Nous continuons d’explorer la filmographie de Yasujirō Ozu avec son premier film de l’après-guerre, sorti en 1947 : Récit d’un propriétaire. Affublé du sous-titre « Chronique des gens ordinaires » sur notre territoire, le film narre l’arrivée d’un garçon chez une femme âgée après qu’il se soit égaré lors d’une promenade avec son père.

Le film s’ouvre sur de la poésie assez triste. La guerre est passée, le ton est donné. Personne ne veut s’occuper de Kohei, l’enfant au visage impassible. C’est une voisine qui est choisie contre son gré pour retrouver le père du garçon et le lui ramener. Très rapidement, l’humour naissant prend le dessus de la narration. Un humour pince-sans-rire, très beau, très naturel, un peu à la manière d’un film de Kitano. D’ailleurs, semble se dessiner au départ un road movie à la Kikujiro, mais le père apparaissant comme introuvable, l’enfant trouve refuge chez Tane.

De cette situation, Ozu dépeint le portrait et du collectif, et de cette vieille veuve esseulée. Au fur et à mesure de leurs pérégrinations, de leurs caprices respectifs et du temps qu’ils passent à faire connaissance, un attachement évident naît entre-eux. Le propriétaire du titre, c’est évidemment Kohei, qui semble enfin avoir trouvé un foyer. Ce dernier, pratiquement muet pendant toute la durée du long-métrage, porte aussi le regard du spectateur, innocent face au spectacle de ce voisinage oisif et de leurs malices.

L’évènement attendu, c’est évidemment le retour du père. Quand il surgit, c’est à la fois un réconfort et une déchirure, pour Tane, mais aussi pour nous. Elle qui s’était accomodé de l’enfant et qui avait même fini par le considérer comme son fils, est rappelée à sa solitude. L’enfant est, lui, innocemment content de retrouver son père. L’ordre est revenu, mais quelque chose a changé – la paix après la guerre a un goût amer.
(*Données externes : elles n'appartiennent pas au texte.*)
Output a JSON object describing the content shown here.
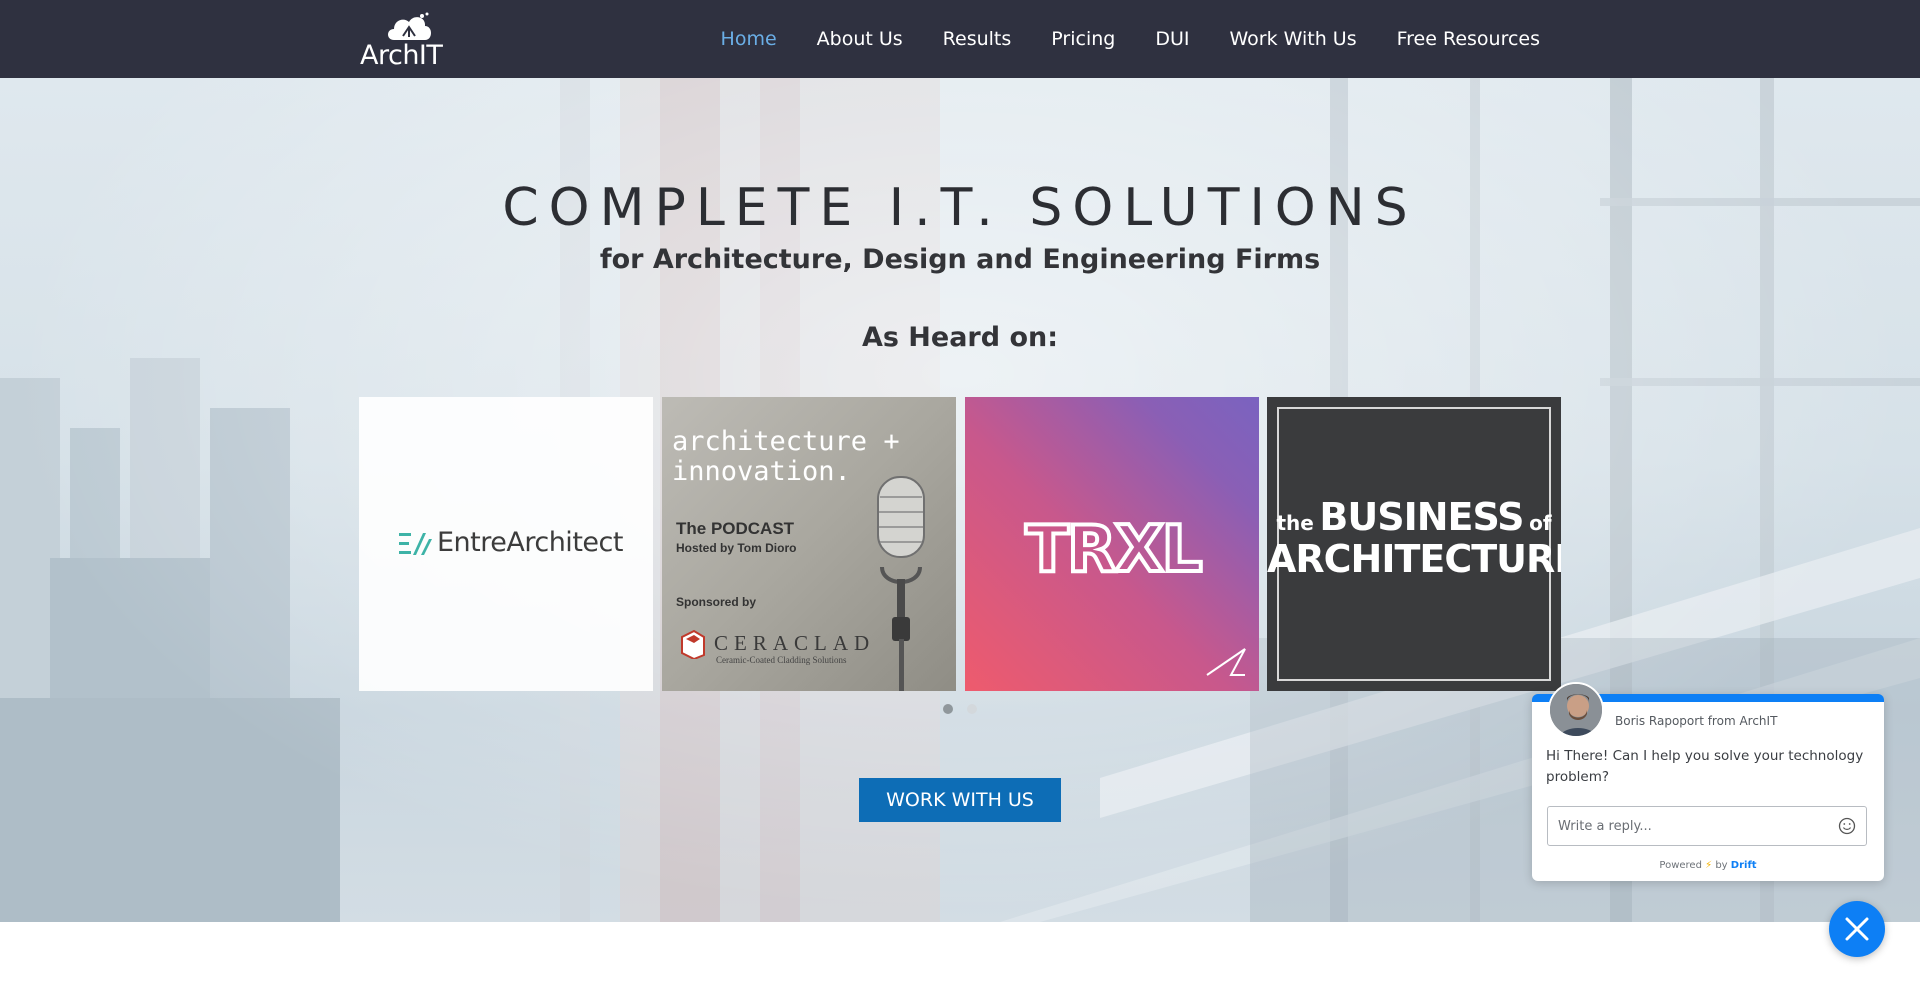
{
  "brand": {
    "name": "ArchIT"
  },
  "nav": {
    "items": [
      {
        "label": "Home",
        "active": true
      },
      {
        "label": "About Us"
      },
      {
        "label": "Results"
      },
      {
        "label": "Pricing"
      },
      {
        "label": "DUI"
      },
      {
        "label": "Work With Us"
      },
      {
        "label": "Free Resources"
      }
    ]
  },
  "hero": {
    "title": "COMPLETE I.T. SOLUTIONS",
    "subtitle": "for Architecture, Design and Engineering Firms",
    "heard_on": "As Heard on:",
    "cta": "WORK WITH US"
  },
  "carousel": {
    "slides_count": 2,
    "active_slide": 1,
    "tiles": [
      {
        "text": "EntreArchitect"
      },
      {
        "title_line1": "architecture +",
        "title_line2": "innovation.",
        "label": "The PODCAST",
        "host": "Hosted by Tom Dioro",
        "sponsor": "Sponsored by",
        "sponsor_brand": "CERACLAD",
        "sponsor_tagline": "Ceramic-Coated Cladding Solutions"
      },
      {
        "text": "TRXL"
      },
      {
        "small1": "the",
        "big1": "BUSINESS",
        "small2": "of",
        "line2": "ARCHITECTURE"
      }
    ]
  },
  "chat": {
    "agent": "Boris Rapoport from ArchIT",
    "message": "Hi There! Can I help you solve your technology problem?",
    "placeholder": "Write a reply...",
    "footer_powered": "Powered",
    "footer_by": "by",
    "footer_brand": "Drift"
  },
  "colors": {
    "nav_bg": "#2f3140",
    "nav_active": "#6aaee6",
    "cta_bg": "#0d6db6",
    "chat_accent": "#0d7ff5"
  },
  "icons": [
    "cloud-logo-icon",
    "microphone-icon",
    "smile-icon",
    "close-icon",
    "lightning-icon"
  ]
}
Courte fresque sur la vertu, sur la bonté, Récit d’un propriétaire est une merveille de chaque instant. Ozu s’est plus qu’accommodé au parlant, il s’en sert maintenant pour narrer ses plus belles histoires. Cette triste dame souhaite à présent devenir mère. Le film se conclut sur ces orphelins créés par le conflit tout juste terminé, cigarettes au coin de la bouche, vêtements déchirés, et qui n’attendent que ça : une mère.

Récit d’un propriétaire, de Yasujiro Ozu. Écrit par Tadao Ikeda et Yasujiro Ozu. Avec Chōko Iida, Hōhi Aoki… 1h12.
Film de 1947, sorti en France en DVD le 21 juin 2006.